Тут и вступился Афанасьев. Поднял руку, призывая к тишине:
— Организация есть, что верно, то верно. Вопрос — какая? Сколько у нас в кружках? Сотня, от силы — полторы… Эти пойдут: все грамотные, книжки читают, занимаются, понимают, что к чему. А вот на фабрике Воронина есть рабочие, которые куда там городового, мастера пуще смерти пугаются. Забитые, темные… И таких, между прочим, большинство. Допустим, позову, что будет? А ничего. Они и слов таких не ведают. Скажи — солидарность, а он перекрестится. Нет, по первому зову манифестации не получится. Не знают нас люди… Поначалу надобно работу средь них провести…
— А ежели сами выйдем на улицу, без поддержки, перехватают, как коршуны цыплят! — вставил Климанов. — И конец нашей организации!
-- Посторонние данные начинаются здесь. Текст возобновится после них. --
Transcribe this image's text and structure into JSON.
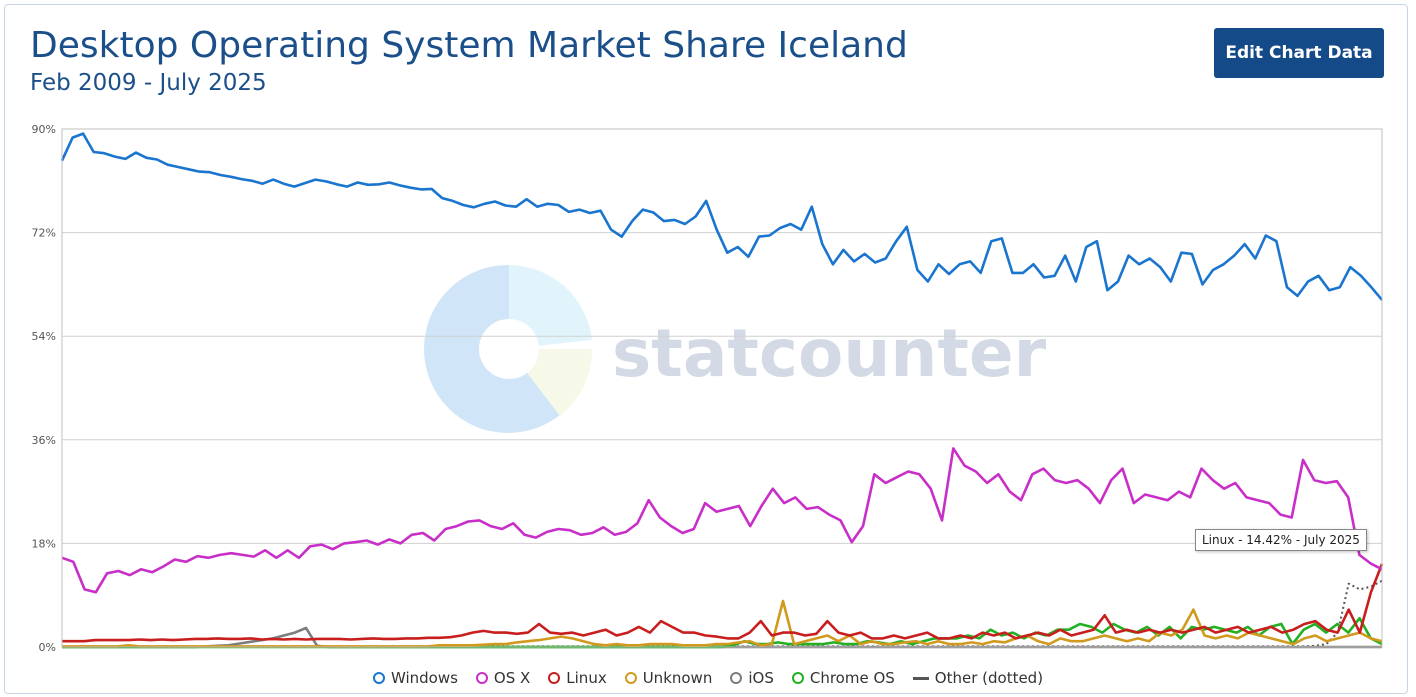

— Весь труд насмарку, — согласился с ним Федор. — Собирали кружки, прятались, конспирировали… А потеряем людей в одночасье. Потому как мало нас…
Цивинский с силой раздавил окурок в жестянке из-под сардинок, заменяющей пепельницу. Забыв осторожность, крикнул:
— Значит, по-вашему, манифестация не нужна! А вот Плеханов пишет, что русским рабочим полезно было бы принимать участие во всемирном празднике! Может, Георгий Валентинович ошибается? Может, поправим его?
Цивинский победно оглядел всех: сославшись на Плеханова, возражений не ожидал. Но Афанасьев все так же тихо, но упрямо произнес:
— Во-первых, не надо шуметь. А во-вторых, Плеханов нигде не писал, что нужно устраивать манифестацию в этом году. Может, не досконально, но я помню его слова: полезно праздновать великий день хотя бы на тайных собраниях…
— Ну, хорошо, хорошо, — раздраженно сказал Цивинский, нервно прохаживаясь вдоль стены. — Что вы предлагаете? Вовсе не отмечать? Я согласен, всеобщую объявлять преждевременно… Но что взамен?
Долго молчали, думали. Цивинский, не останавливаясь ни на минуту, вышагивал по комнате, сцепивши пальцы на затылке. У него разболелась голова. Проклятая мигрень, стоит поволноваться — она тут как тут. Цивинскому нравилось заниматься с рабочими в кружках, он серьезно готовился для каждой встречи, подбирал книги, журнальные статьи, чтобы было интересно и поучительно. Ему нравилось внимание, с которым рабочие слушали, что он говорит; нравилось почтенно, с которым относятся эти люди к интеллигентам. Но иногда он чувствовал приступы раздражения, сталкиваясь с их желанием мыслить самостоятельно и самостоятельно же принимать решения.
Oн понимал, что это чувство недостойно революционного пропагандиста, но ничего поделать не мог — раздражался. И оттого страдал головными болями. А сегодня ему было особенно неприятно. Этот бородатый ткач вроде бы как уличил его, совершенно свободно процитировав Плеханова. Ничего страшного, конечно, не произошло, его авторитет в рабочей организации достаточно высок, однако неприятно.
— Слушайте! — Алексей Карелии широко улыбнулся. — А ведь я, кажись, придумал! Провалиться мне на месте, ежели вру!